Free cash flow is an indicator of how efficiently a company is able to generate cash.  It measures how much the company has after funding operations and capital expenditures, and is an indicator of the ease in which the company is able to offer dividends and share buybacks.

This number can be sector-sensitive, depending upon the requirement the company has on long-term investments.  Companies that do not have to regularly purchase equipment will oftentimes have a steady free cash flow.  Those that need to build factories and large machines will have free cash flows that are more volatile.

Additionally, the more mature a company is, the more stable their free cash flow may be.  They have already built their buildings, and while they may need to build more, they do not need to pour what few resources they have into quick expansion, as can be the case with smaller companies.

Finally, examining free cash flow is just not important to financial companies, like banks and insurers, so in those instances there is no need to consider free cash flow.

The calculation to find the free cash flow is to subtract capital expenditures from the operating cash flow.  Macrotrends offers the information in a convenient form, and the free cash flow for MMM can be found here.

The Takeaway

The cash flow statement distills the company’s health to an easily understandable set of numbers.  Examination of the statement gives an insight into the quality of the company’s earnings, and the potential for the company’s continued future growth.
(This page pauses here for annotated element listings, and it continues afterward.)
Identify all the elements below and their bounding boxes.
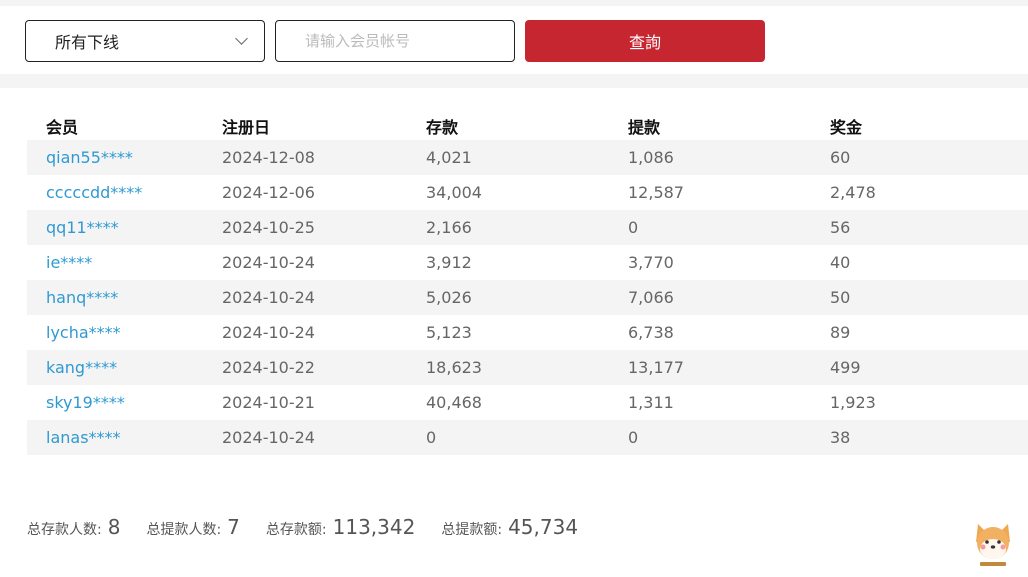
- search-button[interactable]: 查詢: [525, 20, 765, 62]
- cell-register-date: 2024-12-08: [222, 148, 315, 167]
- cell-member: lycha****: [27, 315, 222, 350]
- cell-withdrawal: 0: [628, 218, 639, 237]
- cell-member: sky19****: [27, 385, 222, 420]
- cell-register-date: 2024-10-22: [222, 358, 315, 377]
- cell-register-date: 2024-10-24: [222, 428, 315, 447]
- cell-withdrawal: 6,738: [628, 323, 674, 342]
- cell-member: kang****: [27, 350, 222, 385]
- cell-member: cccccdd****: [27, 175, 222, 210]
- cell-deposit: 18,623: [426, 358, 482, 377]
- cell-register-date: 2024-12-06: [222, 183, 315, 202]
- cell-deposit: 2,166: [426, 218, 472, 237]
- chevron-down-icon: [235, 32, 248, 45]
- downline-select-value: 所有下线: [55, 33, 120, 52]
- cell-member: lanas****: [27, 420, 222, 455]
- member-table: 会员 注册日 存款 提款 奖金 qian55**** 2024-12-08 4,02…: [27, 110, 1028, 455]
- header-deposit: 存款: [426, 118, 459, 137]
- header-register-date: 注册日: [222, 118, 271, 137]
- cell-bonus: 60: [830, 148, 851, 167]
- total-deposit-amount-value: 113,342: [332, 515, 416, 539]
- cell-bonus: 2,478: [830, 183, 876, 202]
- top-bar: [0, 0, 1028, 6]
- member-account-input[interactable]: [275, 20, 515, 62]
- member-link[interactable]: lycha****: [46, 323, 121, 342]
- header-member: 会员: [46, 118, 79, 137]
- member-link[interactable]: cccccdd****: [46, 183, 143, 202]
- table-row: ie**** 2024-10-24 3,912 3,770 40: [27, 245, 1028, 280]
- member-link[interactable]: sky19****: [46, 393, 125, 412]
- downline-select[interactable]: 所有下线: [25, 20, 265, 62]
- cell-register-date: 2024-10-25: [222, 218, 315, 237]
- cell-deposit: 5,123: [426, 323, 472, 342]
- cell-deposit: 3,912: [426, 253, 472, 272]
- member-link[interactable]: lanas****: [46, 428, 121, 447]
- total-withdrawers-label: 总提款人数:: [146, 522, 222, 538]
- cell-deposit: 34,004: [426, 183, 482, 202]
- table-row: kang**** 2024-10-22 18,623 13,177 499: [27, 350, 1028, 385]
- total-depositors-value: 8: [107, 515, 121, 539]
- cell-register-date: 2024-10-24: [222, 253, 315, 272]
- cell-withdrawal: 1,086: [628, 148, 674, 167]
- member-link[interactable]: qian55****: [46, 148, 133, 167]
- cell-bonus: 89: [830, 323, 851, 342]
- cell-bonus: 40: [830, 253, 851, 272]
- table-row: cccccdd**** 2024-12-06 34,004 12,587 2,478: [27, 175, 1028, 210]
- cell-bonus: 50: [830, 288, 851, 307]
- cell-member: ie****: [27, 245, 222, 280]
- cell-member: qian55****: [27, 140, 222, 175]
- header-bonus: 奖金: [830, 118, 863, 137]
- member-link[interactable]: qq11****: [46, 218, 119, 237]
- total-withdrawal-amount-label: 总提款额:: [441, 522, 503, 538]
- header-withdrawal: 提款: [628, 118, 661, 137]
- cell-withdrawal: 3,770: [628, 253, 674, 272]
- cell-member: qq11****: [27, 210, 222, 245]
- cell-withdrawal: 13,177: [628, 358, 684, 377]
- member-link[interactable]: hanq****: [46, 288, 119, 307]
- table-row: sky19**** 2024-10-21 40,468 1,311 1,923: [27, 385, 1028, 420]
- cell-bonus: 38: [830, 428, 851, 447]
- total-deposit-amount-label: 总存款额:: [265, 522, 327, 538]
- cell-deposit: 5,026: [426, 288, 472, 307]
- table-row: qq11**** 2024-10-25 2,166 0 56: [27, 210, 1028, 245]
- table-row: lycha**** 2024-10-24 5,123 6,738 89: [27, 315, 1028, 350]
- cell-withdrawal: 12,587: [628, 183, 684, 202]
- cell-bonus: 1,923: [830, 393, 876, 412]
- total-depositors-label: 总存款人数:: [27, 522, 102, 538]
- cell-member: hanq****: [27, 280, 222, 315]
- cell-deposit: 4,021: [426, 148, 472, 167]
- shiba-dog-mascot-icon[interactable]: [972, 518, 1014, 568]
- cell-deposit: 40,468: [426, 393, 482, 412]
- cell-bonus: 56: [830, 218, 851, 237]
- total-withdrawal-amount-value: 45,734: [508, 515, 579, 539]
- summary-bar: 总存款人数: 8 总提款人数: 7 总存款额: 113,342 总提款额: 45,734: [27, 515, 604, 539]
- total-withdrawers-value: 7: [227, 515, 240, 539]
- cell-register-date: 2024-10-24: [222, 288, 315, 307]
- cell-deposit: 0: [426, 428, 437, 447]
- divider: [0, 74, 1028, 88]
- member-link[interactable]: kang****: [46, 358, 118, 377]
- cell-withdrawal: 7,066: [628, 288, 674, 307]
- cell-register-date: 2024-10-21: [222, 393, 315, 412]
- member-link[interactable]: ie****: [46, 253, 93, 272]
- cell-bonus: 499: [830, 358, 861, 377]
- cell-withdrawal: 1,311: [628, 393, 674, 412]
- table-header: 会员 注册日 存款 提款 奖金: [27, 110, 1028, 140]
- table-row: hanq**** 2024-10-24 5,026 7,066 50: [27, 280, 1028, 315]
- cell-register-date: 2024-10-24: [222, 323, 315, 342]
- cell-withdrawal: 0: [628, 428, 639, 447]
- table-row: lanas**** 2024-10-24 0 0 38: [27, 420, 1028, 455]
- table-row: qian55**** 2024-12-08 4,021 1,086 60: [27, 140, 1028, 175]
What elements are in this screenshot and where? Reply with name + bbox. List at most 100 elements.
High positive cash flow generally means that the company has the ability to take advantage of opportunities that can build the business through hiring new employees, adding locations, scaling up the purchase of raw materials, and so on.  The lack of this ability is one of the biggest reasons that small businesses fail.

When there is sufficient cash on hand to pay expenses, build the company, pay off debt, and handle company operations essential to its wellbeing, this makes it possible to offer dividends to investors.  Those who expect continually growing dividends can look to the cash flow statement to make sure that the company will actually have the ability to deliver.